Thursday 09 May 2019: Interactive Machine Learning
Prof. Thomas Gaertner - University of Nottingham
IAIS Building/LT2 14:30-15:30
In this talk I will give an overview of our contributions to interactive machine learning in a broad sense, i.e., not only including interactions between the machine learning algorithm and a human but also between the machine learning algorithm and some environment. Interactive machine learning goes beyond one-off model training and deployment by repeatedly adapting the model to new data. Interactions between machine learning algorithms and humans can be guided by the human--as is the case in interactive data visualisations--or they can be guided by the algorithm--such as the algorithm dynamically adjusting the difficulty settings of a computer game. In both cases, the runtime of the algorithm is key and often on top of polynomial time computability a different notion of efficiency is useful such as the responsiveness or the frame rate. In the case of interactive data visualisations it is also important that the types of interactions available and the flexibility of the visualisation are suitable. In the case of dynamic difficulty adjustments, it is also important to ensure that there is a limit on the number of times the algorithm picks a setting which is too difficult or too easy.

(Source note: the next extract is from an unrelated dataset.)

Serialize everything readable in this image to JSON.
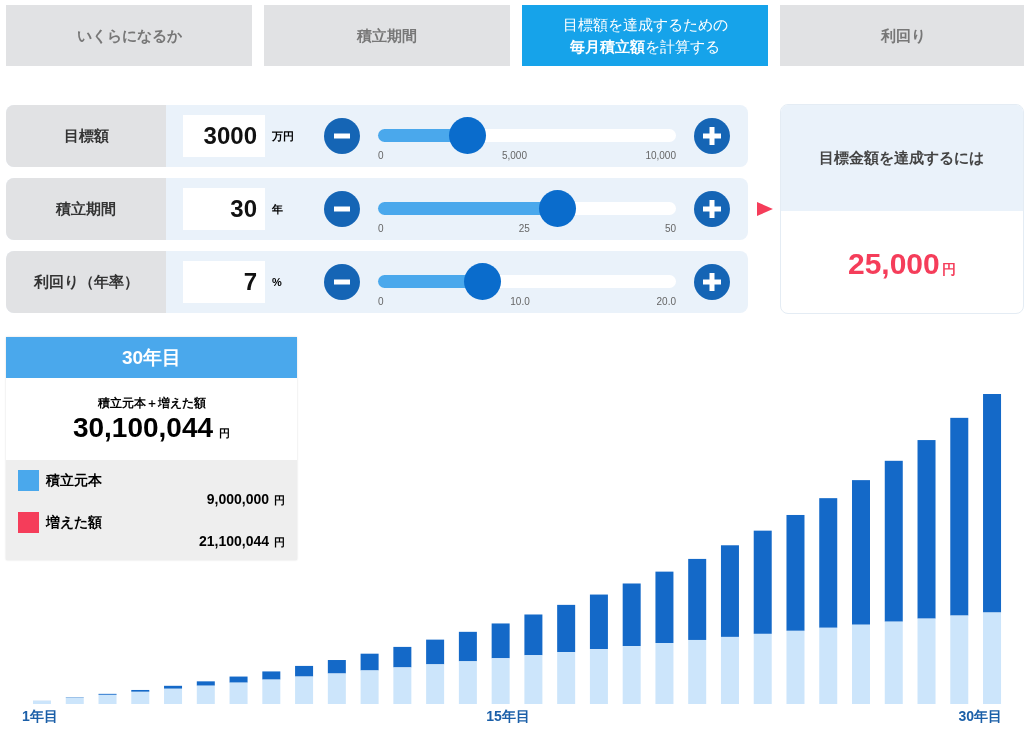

Other interactions with the world are often in the form of cyclic discovery processes in which the algorithm proposes a new object (design phase), the object is realised (make phase) and evaluated (test phase) in its context, and the new data obtained in this way is incorporated to improve the model (analyse phase). For that, the machine learning algorithm needs to deal with the cyclic nature of these analyse-design-make-test processes, search a huge space of potential designs, and handle complex data structures describing the designs. Example application areas are drug design, game level design, and the optimisation of organic solar cells.

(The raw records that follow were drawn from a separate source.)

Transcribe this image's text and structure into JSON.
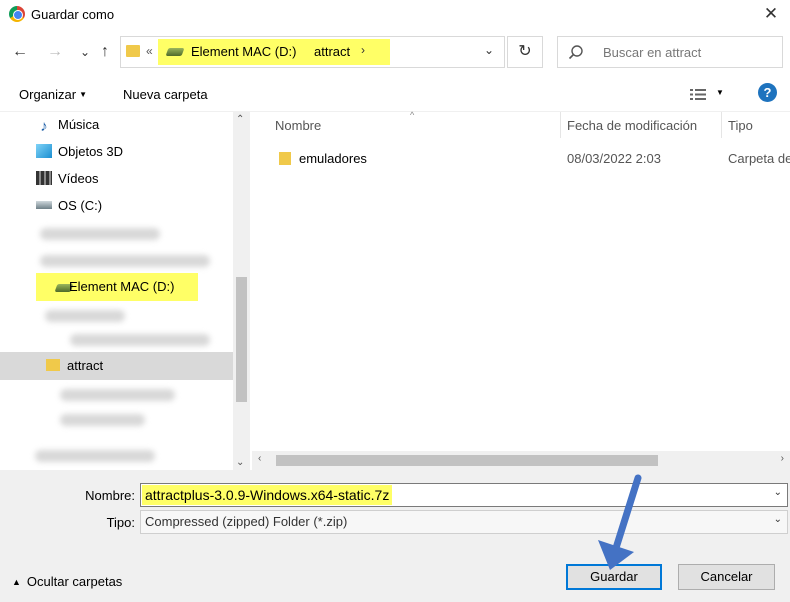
{
  "window": {
    "title": "Guardar como",
    "close_glyph": "✕"
  },
  "nav": {
    "back_glyph": "←",
    "forward_glyph": "→",
    "recent_glyph": "⌄",
    "up_glyph": "↑",
    "address": {
      "overflow_chevron": "«",
      "segments": [
        "Element MAC (D:)",
        "attract"
      ],
      "separator": "›",
      "dropdown_glyph": "⌄"
    },
    "refresh_glyph": "↻",
    "search": {
      "placeholder": "Buscar en attract",
      "icon": "search-icon"
    }
  },
  "toolbar": {
    "organize_label": "Organizar",
    "organize_arrow": "▼",
    "new_folder_label": "Nueva carpeta",
    "view_arrow": "▼",
    "help_glyph": "?"
  },
  "sidebar": {
    "items": [
      {
        "label": "Música",
        "icon": "music-icon"
      },
      {
        "label": "Objetos 3D",
        "icon": "cube-icon"
      },
      {
        "label": "Vídeos",
        "icon": "film-icon"
      },
      {
        "label": "OS (C:)",
        "icon": "drive-icon"
      }
    ],
    "highlighted_drive": "Element MAC (D:)",
    "selected_folder": "attract",
    "scroll_up": "⌃",
    "scroll_down": "⌄"
  },
  "files": {
    "columns": [
      "Nombre",
      "Fecha de modificación",
      "Tipo"
    ],
    "sort_arrow": "^",
    "rows": [
      {
        "name": "emuladores",
        "date": "08/03/2022 2:03",
        "type": "Carpeta de"
      }
    ],
    "hscroll_left": "‹",
    "hscroll_right": "›"
  },
  "form": {
    "name_label": "Nombre:",
    "name_value": "attractplus-3.0.9-Windows.x64-static.7z",
    "type_label": "Tipo:",
    "type_value": "Compressed (zipped) Folder (*.zip)",
    "dropdown_glyph": "⌄"
  },
  "footer": {
    "hide_folders_label": "Ocultar carpetas",
    "hide_arrow": "▲",
    "save_label": "Guardar",
    "cancel_label": "Cancelar"
  },
  "colors": {
    "highlight": "#ffff66",
    "accent": "#0078d7",
    "annotation_arrow": "#4472c4"
  }
}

Thomas Gartner is currently Professor of Data Science at the University of Nottingham. Before that, he has been the head of a research group on `Computational Aspects of Mining and Learning', jointly hosted by the University of Bonn and Fraunhofer IAIS in Germany. His main research interest is machine learning in general and learning with structured in and output variables in particular. He has been an editor of the Machine Learning journal for several years and served as a senior programme committee member for several international flagship conferences. In 2010 he received an award in the Emmy Noether programme of the DFG and he co-organised the leading European conference in his field in varying roles in 2012, 2016, and 2018.